Mardi, les AG se sont tenues dans la plupart des lycées concernés. Les portables ont fonctionné et la nouvelle que le LP de Blanquefort avait voté la grève le matin s’est vite répandue et a encouragé d'autres lycées à rejoindre le mouvement. Si bien que mardi soir, quatre lycées avaient décidé de voter la grève reconductible et un cinquième avait décidé, en AG, de se mettre en grève à partir de jeudi. Les grèves sont rarement majoritaires mais, dans chacun des lycées concernés, des groupes de grévistes décidés, sans considération d’étiquette syndicale, sont en train de se former et d’établir le contact. Les numéros de portables, les adresses électroniques s’échangent de lycée à lycée, car il y a un gros besoin d’information et de discussion et nous sommes nombreux à éprouver le besoin de nouer des liens directs entre nous pour discuter et décider de notre mouvement ensemble et en direct !

Le Havre, Inspection académique occupée… ne quittez pas !

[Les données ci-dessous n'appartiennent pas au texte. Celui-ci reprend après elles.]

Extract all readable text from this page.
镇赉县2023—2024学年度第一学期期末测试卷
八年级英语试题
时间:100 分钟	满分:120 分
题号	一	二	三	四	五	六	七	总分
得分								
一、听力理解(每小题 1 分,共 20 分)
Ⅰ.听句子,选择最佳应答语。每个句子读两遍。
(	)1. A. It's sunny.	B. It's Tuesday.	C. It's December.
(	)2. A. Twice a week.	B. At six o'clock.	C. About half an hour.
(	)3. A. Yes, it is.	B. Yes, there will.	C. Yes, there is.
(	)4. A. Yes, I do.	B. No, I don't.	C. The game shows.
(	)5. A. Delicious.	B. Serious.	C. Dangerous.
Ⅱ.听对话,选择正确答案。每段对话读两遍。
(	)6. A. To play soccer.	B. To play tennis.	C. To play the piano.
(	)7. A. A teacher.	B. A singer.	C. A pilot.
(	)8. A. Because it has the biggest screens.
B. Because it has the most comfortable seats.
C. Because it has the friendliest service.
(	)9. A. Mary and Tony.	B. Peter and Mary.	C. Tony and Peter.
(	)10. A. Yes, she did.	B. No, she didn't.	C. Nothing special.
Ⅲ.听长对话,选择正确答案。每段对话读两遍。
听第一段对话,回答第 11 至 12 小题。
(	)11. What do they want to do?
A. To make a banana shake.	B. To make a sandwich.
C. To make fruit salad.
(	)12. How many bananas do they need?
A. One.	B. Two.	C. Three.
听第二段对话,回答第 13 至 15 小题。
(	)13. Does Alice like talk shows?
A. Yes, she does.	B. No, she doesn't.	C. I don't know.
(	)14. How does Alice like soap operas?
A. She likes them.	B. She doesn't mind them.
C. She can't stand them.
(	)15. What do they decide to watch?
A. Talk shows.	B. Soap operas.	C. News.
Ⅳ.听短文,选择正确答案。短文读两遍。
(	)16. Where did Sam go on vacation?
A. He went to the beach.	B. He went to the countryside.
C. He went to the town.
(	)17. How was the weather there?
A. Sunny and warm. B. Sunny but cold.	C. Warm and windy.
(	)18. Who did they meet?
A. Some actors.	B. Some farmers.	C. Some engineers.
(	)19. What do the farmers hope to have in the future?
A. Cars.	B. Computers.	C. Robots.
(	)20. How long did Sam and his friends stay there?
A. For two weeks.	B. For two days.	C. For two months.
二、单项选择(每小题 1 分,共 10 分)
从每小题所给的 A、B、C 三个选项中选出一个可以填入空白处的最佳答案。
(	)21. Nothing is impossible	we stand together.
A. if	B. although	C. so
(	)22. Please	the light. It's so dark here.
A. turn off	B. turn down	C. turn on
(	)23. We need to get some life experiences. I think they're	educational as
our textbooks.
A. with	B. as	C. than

75 suppressions de postes sont prévues dans l’enseignement primaire en Seine-Maritime, dont la moitié au Havre. Pour une ville qui compte 17 % de chômeurs, un taux d’échec scolaire et de détresse sociale record, ça ne risque pas d’améliorer les choses. En plus, les suppressions de postes sont les plus nombreuses sur les quartiers populaires des plateaux Nord. C’est de là qu’est partie la mobilisation. Des parents d’élèves ont occupé l’Inspection académique jeudi 2. Vu le mépris avec lequel ils ont été reçus, ils ont décidé de prolonger. Ce n’est pas sans problème pour les mères de famille, mais des instits se mettent dans le coup de l’occupation, on s’organise et samedi 5, il y a eu barbecue et invitation pour tous ceux qui soutiennent le mouvement. De quoi faire saliver les RG qui plantonent en permanence. Les rassemblements, délégations auprès des élus de gauche se succèdent. Les parents ont été reçus par l’Inspecteur d’académie lundi 6. Pour ce monsieur " il n’y a pas de problèmes d’effectifs, mais de compétence des enseignants ". " De quoi mettre le feu aux poudres ", conclut l’article du Havre Presse. Une dizaine de lycées et Lycées professionnels est en mouvement, principalement sur le problème du statut des profs de L.P., mais aussi plus généralement sur la Réforme Allègre qui met les L.P. sous la coupe des patrons et surtout sur la baisse des contenus des disciplines, qui réduit les chances, pour les enfants des classes les plus modestes, d’accéder à la culture. Une dizaine de L.P. est entrée en mouvement. Jeudi 2, une AG de 120 personnes a appelé à la grève reconductible pour lundi 6. Une dizaine d’entre eux sont entrés en grève mardi 7.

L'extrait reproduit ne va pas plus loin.